Maybe the economy is a political black hole, sucking every other issue into an impossibly dense void.
Maybe Barack Obama and Mitt Romney are just private, cautious men by nature.
For whatever reason, neither President Obama nor his Republican challenger is talking much about religion these days — neither about his own faith nor that of his opponent, or the social issues that motivate religious voters.
It is a striking departure from the faith-based overtures heard in this year's Republican primary and in some past presidential campaigns, and it serves to mask a central aspect of each man's life story, in which faith plays an important role. But analysts on both sides of the political spectrum say religion is perceived as a no-win subject by both campaigns, and it is not likely to play a prominent role in the 2012 election.
Not that a good knockdown, drag-out over religion wouldn't be fun.
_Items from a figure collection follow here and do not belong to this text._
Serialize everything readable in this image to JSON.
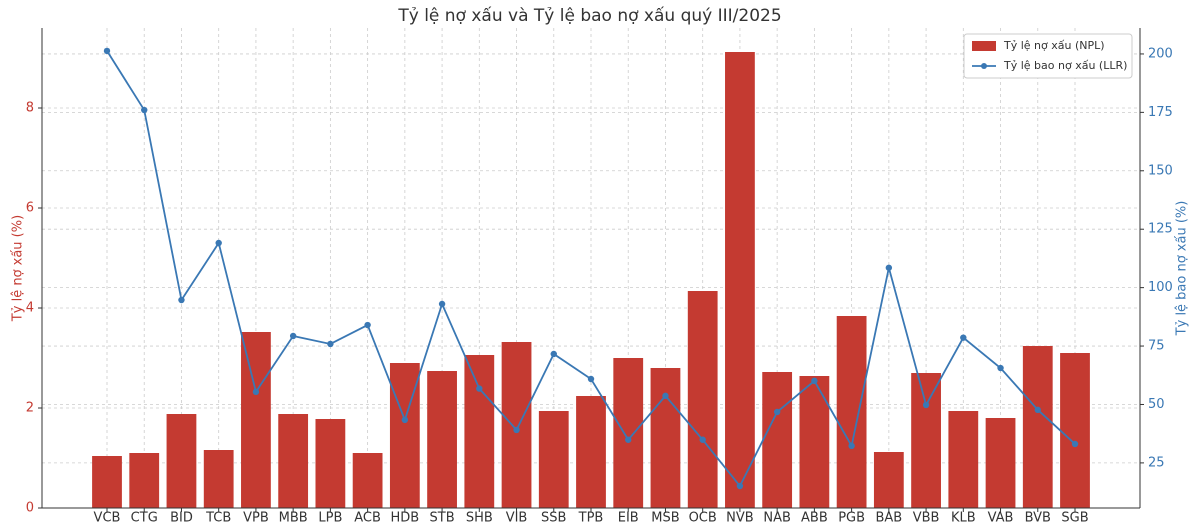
{
  "chart_data": {
    "type": "bar",
    "title": "Tỷ lệ nợ xấu và Tỷ lệ bao nợ xấu quý III/2025",
    "y_label": "Tỷ lệ nợ xấu (%)",
    "y2_label": "Tỷ lệ bao nợ xấu (%)",
    "categories": [
      "VCB",
      "CTG",
      "BID",
      "TCB",
      "VPB",
      "MBB",
      "LPB",
      "ACB",
      "HDB",
      "STB",
      "SHB",
      "VIB",
      "SSB",
      "TPB",
      "EIB",
      "MSB",
      "OCB",
      "NVB",
      "NAB",
      "ABB",
      "PGB",
      "BAB",
      "VBB",
      "KLB",
      "VAB",
      "BVB",
      "SGB"
    ],
    "series": [
      {
        "name": "Tỷ lệ nợ xấu (NPL)",
        "type": "bar",
        "color": "#c43a31",
        "values": [
          1.04,
          1.1,
          1.88,
          1.16,
          3.52,
          1.88,
          1.78,
          1.1,
          2.9,
          2.74,
          3.06,
          3.32,
          1.94,
          2.24,
          3.0,
          2.8,
          4.34,
          9.12,
          2.72,
          2.64,
          3.84,
          1.12,
          2.7,
          1.94,
          1.8,
          3.24,
          3.1
        ]
      },
      {
        "name": "Tỷ lệ bao nợ xấu (LLR)",
        "type": "line",
        "axis": "y2",
        "color": "#3a78b4",
        "values": [
          201.3,
          176.0,
          94.7,
          119.1,
          55.4,
          79.3,
          75.9,
          84.0,
          43.4,
          93.0,
          56.8,
          39.1,
          71.6,
          60.9,
          34.9,
          53.7,
          34.9,
          15.1,
          46.8,
          60.1,
          32.3,
          108.5,
          49.8,
          78.6,
          65.6,
          47.7,
          33.1
        ]
      }
    ],
    "ylim": [
      0,
      9.6
    ],
    "yticks": [
      0,
      2,
      4,
      6,
      8
    ],
    "y2lim": [
      5.7,
      211.1
    ],
    "y2ticks": [
      25,
      50,
      75,
      100,
      125,
      150,
      175,
      200
    ],
    "grid": true,
    "legend": "upper right"
  }
}
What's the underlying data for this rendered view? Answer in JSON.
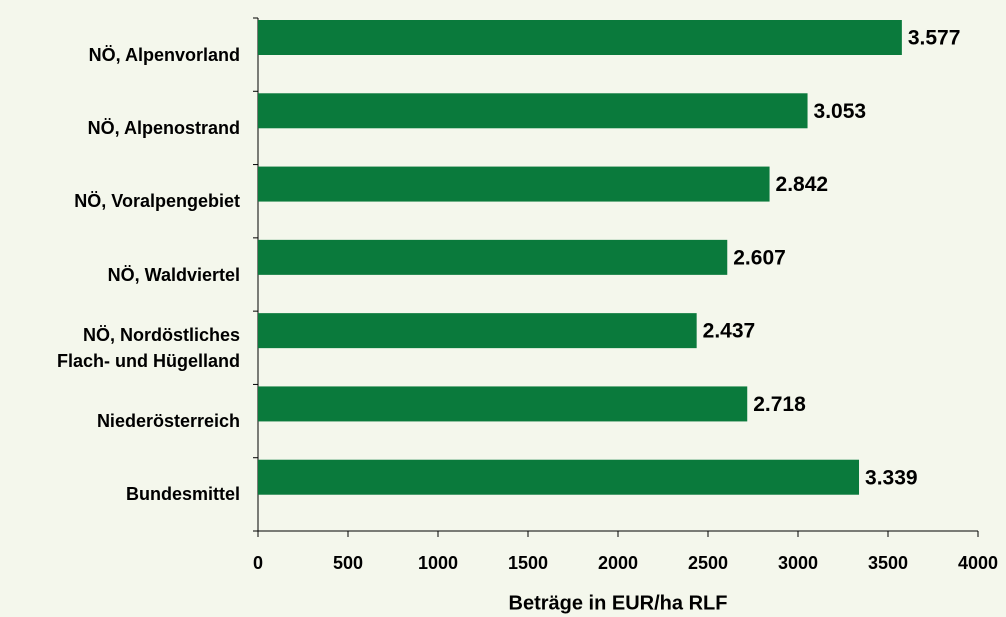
{
  "chart_data": {
    "type": "bar",
    "orientation": "horizontal",
    "xlabel": "Beträge in EUR/ha RLF",
    "categories": [
      "NÖ, Alpenvorland",
      "NÖ, Alpenostrand",
      "NÖ, Voralpengebiet",
      "NÖ, Waldviertel",
      "NÖ, Nordöstliches\nFlach- und Hügelland",
      "Niederösterreich",
      "Bundesmittel"
    ],
    "values": [
      3577,
      3053,
      2842,
      2607,
      2437,
      2718,
      3339
    ],
    "value_labels": [
      "3.577",
      "3.053",
      "2.842",
      "2.607",
      "2.437",
      "2.718",
      "3.339"
    ],
    "color": "#0a7a3c",
    "xlim": [
      0,
      4000
    ],
    "xticks": [
      0,
      500,
      1000,
      1500,
      2000,
      2500,
      3000,
      3500,
      4000
    ],
    "grid": false
  }
}
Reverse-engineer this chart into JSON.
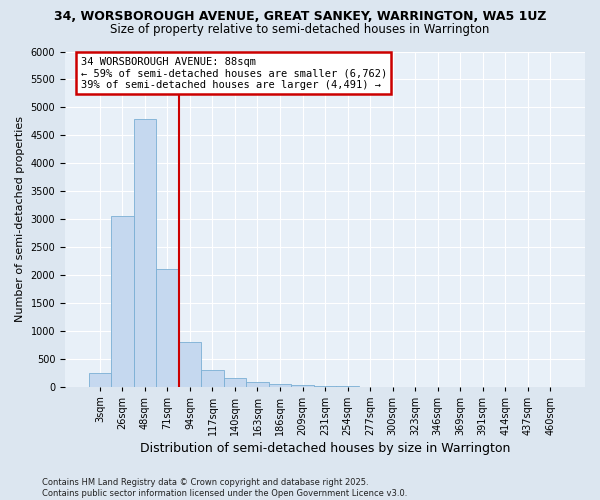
{
  "title_line1": "34, WORSBOROUGH AVENUE, GREAT SANKEY, WARRINGTON, WA5 1UZ",
  "title_line2": "Size of property relative to semi-detached houses in Warrington",
  "xlabel": "Distribution of semi-detached houses by size in Warrington",
  "ylabel": "Number of semi-detached properties",
  "footnote": "Contains HM Land Registry data © Crown copyright and database right 2025.\nContains public sector information licensed under the Open Government Licence v3.0.",
  "bar_labels": [
    "3sqm",
    "26sqm",
    "48sqm",
    "71sqm",
    "94sqm",
    "117sqm",
    "140sqm",
    "163sqm",
    "186sqm",
    "209sqm",
    "231sqm",
    "254sqm",
    "277sqm",
    "300sqm",
    "323sqm",
    "346sqm",
    "369sqm",
    "391sqm",
    "414sqm",
    "437sqm",
    "460sqm"
  ],
  "bar_values": [
    250,
    3050,
    4800,
    2100,
    800,
    300,
    150,
    80,
    50,
    20,
    5,
    2,
    0,
    0,
    0,
    0,
    0,
    0,
    0,
    0,
    0
  ],
  "bar_color": "#c5d8ef",
  "bar_edge_color": "#7aafd4",
  "vline_x": 3.5,
  "vline_color": "#cc0000",
  "ylim": [
    0,
    6000
  ],
  "yticks": [
    0,
    500,
    1000,
    1500,
    2000,
    2500,
    3000,
    3500,
    4000,
    4500,
    5000,
    5500,
    6000
  ],
  "annotation_title": "34 WORSBOROUGH AVENUE: 88sqm",
  "annotation_line1": "← 59% of semi-detached houses are smaller (6,762)",
  "annotation_line2": "39% of semi-detached houses are larger (4,491) →",
  "annotation_box_color": "#cc0000",
  "bg_color": "#dce6f0",
  "plot_bg_color": "#e8f0f8",
  "grid_color": "#ffffff",
  "title1_fontsize": 9,
  "title2_fontsize": 8.5,
  "ylabel_fontsize": 8,
  "xlabel_fontsize": 9,
  "tick_fontsize": 7,
  "annot_fontsize": 7.5,
  "footnote_fontsize": 6
}
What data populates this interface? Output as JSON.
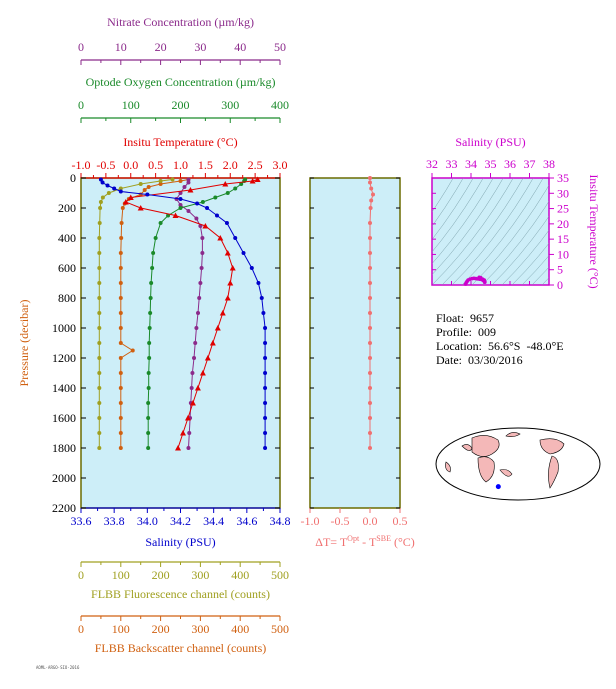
{
  "colors": {
    "nitrate": "#8b2a8b",
    "oxygen": "#1a8a2a",
    "temperature": "#e00000",
    "salinity": "#0000cc",
    "fluorescence": "#a0a020",
    "backscatter": "#d06010",
    "delta_t": "#f07070",
    "ts_axis": "#cc00cc",
    "panel_bg": "#cdeef8",
    "frame": "#6b6b00"
  },
  "info": {
    "float_label": "Float:",
    "float": "9657",
    "profile_label": "Profile:",
    "profile": "009",
    "location_label": "Location:",
    "location": "56.6°S  -48.0°E",
    "date_label": "Date:",
    "date": "03/30/2016"
  },
  "footer_code": "AOML·ARGO·SIO·2016",
  "chart_data": [
    {
      "type": "line",
      "ylabel": "Pressure (decibar)",
      "ylim": [
        2200,
        0
      ],
      "y_ticks": [
        0,
        200,
        400,
        600,
        800,
        1000,
        1200,
        1400,
        1600,
        1800,
        2000,
        2200
      ],
      "grid": false,
      "axes": {
        "nitrate": {
          "label": "Nitrate Concentration (µm/kg)",
          "ticks": [
            0,
            10,
            20,
            30,
            40,
            50
          ],
          "range": [
            0,
            50
          ]
        },
        "oxygen": {
          "label": "Optode Oxygen Concentration (µm/kg)",
          "ticks": [
            0,
            100,
            200,
            300,
            400
          ],
          "range": [
            0,
            400
          ]
        },
        "temperature": {
          "label": "Insitu Temperature (°C)",
          "ticks": [
            "-1.0",
            "-0.5",
            "0.0",
            "0.5",
            "1.0",
            "1.5",
            "2.0",
            "2.5",
            "3.0"
          ],
          "range": [
            -1.0,
            3.0
          ]
        },
        "salinity": {
          "label": "Salinity (PSU)",
          "ticks": [
            "33.6",
            "33.8",
            "34.0",
            "34.2",
            "34.4",
            "34.6",
            "34.8"
          ],
          "range": [
            33.6,
            34.8
          ]
        },
        "fluorescence": {
          "label": "FLBB Fluorescence channel (counts)",
          "ticks": [
            0,
            100,
            200,
            300,
            400,
            500
          ],
          "range": [
            0,
            500
          ]
        },
        "backscatter": {
          "label": "FLBB Backscatter channel (counts)",
          "ticks": [
            0,
            100,
            200,
            300,
            400,
            500
          ],
          "range": [
            0,
            500
          ]
        }
      },
      "series": [
        {
          "key": "salinity",
          "marker": "circle",
          "points": [
            [
              33.72,
              10
            ],
            [
              33.73,
              30
            ],
            [
              33.76,
              50
            ],
            [
              33.8,
              70
            ],
            [
              33.84,
              90
            ],
            [
              34.0,
              110
            ],
            [
              34.2,
              140
            ],
            [
              34.3,
              170
            ],
            [
              34.36,
              200
            ],
            [
              34.42,
              250
            ],
            [
              34.48,
              300
            ],
            [
              34.53,
              400
            ],
            [
              34.58,
              500
            ],
            [
              34.63,
              600
            ],
            [
              34.67,
              700
            ],
            [
              34.69,
              800
            ],
            [
              34.7,
              900
            ],
            [
              34.71,
              1000
            ],
            [
              34.71,
              1100
            ],
            [
              34.71,
              1200
            ],
            [
              34.71,
              1300
            ],
            [
              34.71,
              1400
            ],
            [
              34.71,
              1500
            ],
            [
              34.71,
              1600
            ],
            [
              34.71,
              1700
            ],
            [
              34.71,
              1800
            ]
          ]
        },
        {
          "key": "temperature",
          "marker": "triangle",
          "points": [
            [
              2.55,
              10
            ],
            [
              2.45,
              20
            ],
            [
              1.9,
              40
            ],
            [
              1.2,
              80
            ],
            [
              0.0,
              130
            ],
            [
              -0.1,
              160
            ],
            [
              0.2,
              200
            ],
            [
              0.9,
              250
            ],
            [
              1.5,
              320
            ],
            [
              1.8,
              400
            ],
            [
              1.95,
              500
            ],
            [
              2.05,
              600
            ],
            [
              2.0,
              700
            ],
            [
              1.95,
              800
            ],
            [
              1.85,
              900
            ],
            [
              1.75,
              1000
            ],
            [
              1.65,
              1100
            ],
            [
              1.55,
              1200
            ],
            [
              1.45,
              1300
            ],
            [
              1.35,
              1400
            ],
            [
              1.25,
              1500
            ],
            [
              1.15,
              1600
            ],
            [
              1.05,
              1700
            ],
            [
              0.95,
              1800
            ]
          ]
        },
        {
          "key": "oxygen",
          "marker": "circle",
          "points": [
            [
              330,
              10
            ],
            [
              328,
              20
            ],
            [
              322,
              40
            ],
            [
              310,
              70
            ],
            [
              295,
              100
            ],
            [
              270,
              130
            ],
            [
              245,
              160
            ],
            [
              200,
              200
            ],
            [
              175,
              250
            ],
            [
              160,
              300
            ],
            [
              150,
              400
            ],
            [
              145,
              500
            ],
            [
              143,
              600
            ],
            [
              141,
              700
            ],
            [
              140,
              800
            ],
            [
              139,
              900
            ],
            [
              138,
              1000
            ],
            [
              137,
              1100
            ],
            [
              137,
              1200
            ],
            [
              136,
              1300
            ],
            [
              136,
              1400
            ],
            [
              135,
              1500
            ],
            [
              135,
              1600
            ],
            [
              135,
              1700
            ],
            [
              135,
              1800
            ]
          ]
        },
        {
          "key": "nitrate",
          "marker": "circle",
          "points": [
            [
              27,
              10
            ],
            [
              27,
              30
            ],
            [
              26,
              60
            ],
            [
              25,
              100
            ],
            [
              24,
              140
            ],
            [
              25,
              180
            ],
            [
              27,
              220
            ],
            [
              29,
              270
            ],
            [
              30,
              320
            ],
            [
              30.5,
              400
            ],
            [
              30.5,
              500
            ],
            [
              30.3,
              600
            ],
            [
              30,
              700
            ],
            [
              29.7,
              800
            ],
            [
              29.4,
              900
            ],
            [
              29,
              1000
            ],
            [
              28.7,
              1100
            ],
            [
              28.4,
              1200
            ],
            [
              28,
              1300
            ],
            [
              27.8,
              1400
            ],
            [
              27.6,
              1500
            ],
            [
              27.4,
              1600
            ],
            [
              27.2,
              1700
            ],
            [
              27,
              1800
            ]
          ]
        },
        {
          "key": "fluorescence",
          "marker": "circle",
          "points": [
            [
              230,
              10
            ],
            [
              200,
              20
            ],
            [
              150,
              40
            ],
            [
              100,
              70
            ],
            [
              70,
              100
            ],
            [
              55,
              130
            ],
            [
              50,
              160
            ],
            [
              48,
              200
            ],
            [
              47,
              300
            ],
            [
              46,
              400
            ],
            [
              46,
              500
            ],
            [
              46,
              600
            ],
            [
              46,
              700
            ],
            [
              46,
              800
            ],
            [
              46,
              900
            ],
            [
              46,
              1000
            ],
            [
              46,
              1100
            ],
            [
              46,
              1200
            ],
            [
              46,
              1300
            ],
            [
              46,
              1400
            ],
            [
              46,
              1500
            ],
            [
              46,
              1600
            ],
            [
              46,
              1700
            ],
            [
              46,
              1800
            ]
          ]
        },
        {
          "key": "backscatter",
          "marker": "circle",
          "points": [
            [
              270,
              10
            ],
            [
              250,
              20
            ],
            [
              200,
              40
            ],
            [
              170,
              60
            ],
            [
              160,
              80
            ],
            [
              150,
              110
            ],
            [
              120,
              140
            ],
            [
              110,
              170
            ],
            [
              105,
              200
            ],
            [
              102,
              300
            ],
            [
              101,
              400
            ],
            [
              100,
              500
            ],
            [
              100,
              600
            ],
            [
              100,
              700
            ],
            [
              100,
              800
            ],
            [
              100,
              900
            ],
            [
              100,
              1000
            ],
            [
              100,
              1100
            ],
            [
              130,
              1150
            ],
            [
              100,
              1200
            ],
            [
              100,
              1300
            ],
            [
              100,
              1400
            ],
            [
              100,
              1500
            ],
            [
              100,
              1600
            ],
            [
              100,
              1700
            ],
            [
              100,
              1800
            ]
          ]
        }
      ]
    },
    {
      "type": "line",
      "xlabel": "ΔT= T",
      "xlabel_sup1": "Opt",
      "xlabel_mid": " - T",
      "xlabel_sup2": "SBE",
      "xlabel_unit": " (°C)",
      "x_ticks": [
        "-1.0",
        "-0.5",
        "0.0",
        "0.5"
      ],
      "xlim": [
        -1.0,
        0.5
      ],
      "ylim": [
        2200,
        0
      ],
      "series": [
        {
          "key": "delta_t",
          "marker": "circle",
          "points": [
            [
              0.0,
              0
            ],
            [
              0.0,
              30
            ],
            [
              0.02,
              70
            ],
            [
              0.05,
              110
            ],
            [
              0.02,
              150
            ],
            [
              0.01,
              200
            ],
            [
              0.0,
              300
            ],
            [
              0.0,
              400
            ],
            [
              0.0,
              500
            ],
            [
              0.0,
              600
            ],
            [
              0.0,
              700
            ],
            [
              0.0,
              800
            ],
            [
              0.0,
              900
            ],
            [
              0.0,
              1000
            ],
            [
              0.0,
              1100
            ],
            [
              0.0,
              1200
            ],
            [
              0.0,
              1300
            ],
            [
              0.0,
              1400
            ],
            [
              0.0,
              1500
            ],
            [
              0.0,
              1600
            ],
            [
              0.0,
              1700
            ],
            [
              0.0,
              1800
            ]
          ]
        }
      ]
    },
    {
      "type": "scatter",
      "title": "Salinity (PSU)",
      "x_ticks": [
        32,
        33,
        34,
        35,
        36,
        37,
        38
      ],
      "xlim": [
        32,
        38
      ],
      "ylabel": "Insitu Temperature (°C)",
      "y_ticks": [
        0,
        5,
        10,
        15,
        20,
        25,
        30,
        35
      ],
      "ylim": [
        0,
        35
      ],
      "points": [
        [
          33.72,
          0.3
        ],
        [
          33.76,
          0.8
        ],
        [
          33.8,
          1.2
        ],
        [
          33.85,
          1.6
        ],
        [
          33.95,
          1.9
        ],
        [
          34.05,
          2.1
        ],
        [
          34.15,
          2.2
        ],
        [
          34.25,
          2.1
        ],
        [
          34.35,
          2.0
        ],
        [
          34.45,
          1.9
        ],
        [
          34.55,
          1.8
        ],
        [
          34.62,
          1.5
        ],
        [
          34.68,
          1.2
        ],
        [
          34.7,
          1.0
        ],
        [
          34.71,
          0.9
        ],
        [
          34.71,
          1.1
        ],
        [
          34.68,
          1.6
        ],
        [
          34.6,
          1.9
        ],
        [
          34.5,
          2.4
        ],
        [
          34.42,
          2.5
        ]
      ]
    },
    {
      "type": "map",
      "float_location": {
        "lat": -56.6,
        "lon": -48.0
      }
    }
  ]
}
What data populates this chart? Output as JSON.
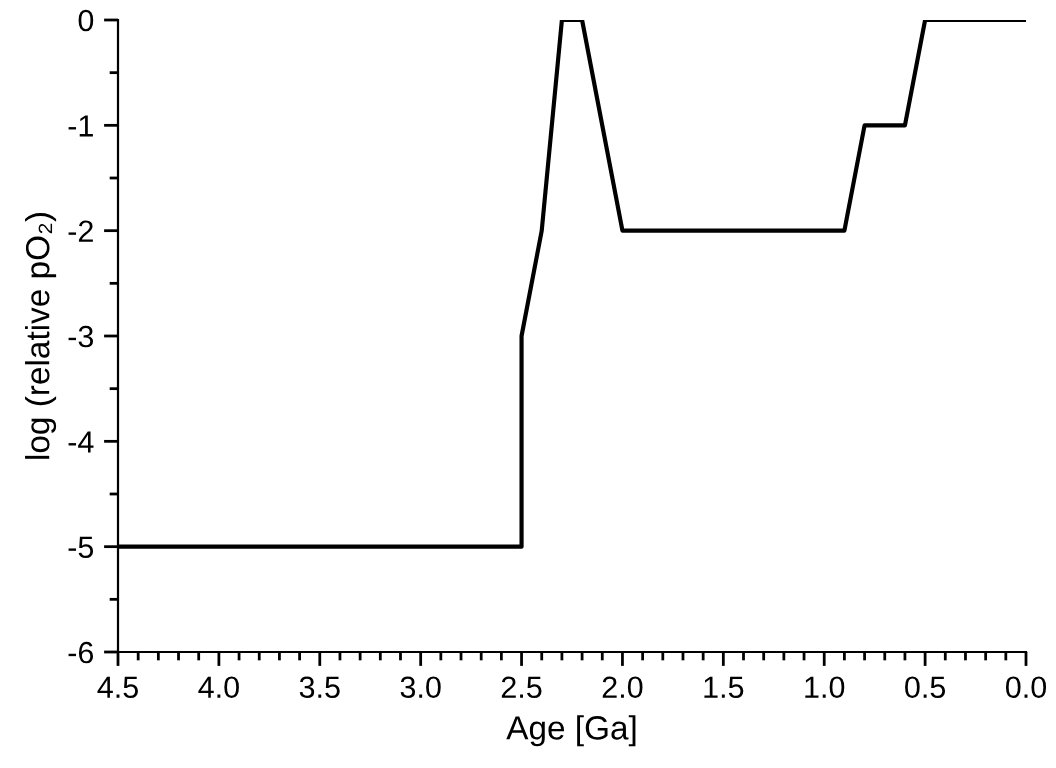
{
  "chart_data": {
    "type": "line",
    "xlabel": "Age [Ga]",
    "ylabel": "log (relative pO₂)",
    "x": [
      4.5,
      2.5,
      2.5,
      2.4,
      2.3,
      2.2,
      2.0,
      0.9,
      0.8,
      0.6,
      0.5,
      0.0
    ],
    "series": [
      {
        "color": "#000000",
        "values": [
          -5,
          -5,
          -3,
          -2,
          0,
          0,
          -2,
          -2,
          -1,
          -1,
          0,
          0
        ]
      }
    ],
    "xlim": [
      4.5,
      0.0
    ],
    "ylim": [
      -6,
      0
    ],
    "xticks": [
      {
        "value": 4.5,
        "label": "4.5"
      },
      {
        "value": 4.0,
        "label": "4.0"
      },
      {
        "value": 3.5,
        "label": "3.5"
      },
      {
        "value": 3.0,
        "label": "3.0"
      },
      {
        "value": 2.5,
        "label": "2.5"
      },
      {
        "value": 2.0,
        "label": "2.0"
      },
      {
        "value": 1.5,
        "label": "1.5"
      },
      {
        "value": 1.0,
        "label": "1.0"
      },
      {
        "value": 0.5,
        "label": "0.5"
      },
      {
        "value": 0.0,
        "label": "0.0"
      }
    ],
    "yticks": [
      -6,
      -5,
      -4,
      -3,
      -2,
      -1,
      0
    ],
    "grid": false,
    "legend": false,
    "marker": "none",
    "line_style": "solid"
  }
}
Because, 1. Obama is a religious opportunist. I don't believe for an instant that he truly believes in anything -- who, after all, could be above The One? If cozying up to Rev. Wright gets him a few votes in the black community and throwing Rev. Wright under the bus gets him a few votes in the white community, well, hell, is this a great country or what? That Muslim thing that he may have been overly influenced by when growing up? Oh, shut up, you racist! And, 2). I don't doubt Romney's professions of faith, but he belongs to one of the odder mainstream religions, if, indeed, Mormonism can be considered a mainstream religion. There, I've said it -- call me a bigot. To adhere to any specific domination is to believe in such a narrow spectrum of dogma that great chunks of common sense must give way to blind faith. But, Lord, there should be limits. Mormons don't just believe in Heaven. They believe there are different levels in the afterlife that you could end up in. You can't just be good boys and girls here on Earth -- you have to be very specifically measured good boys and girls. Just made for control freaks, eh?
Fun, but distracting. It still is the economy, stupid, and a few other things. We are capable -- aren't we? -- of judging presidents by what they do, not why they did it.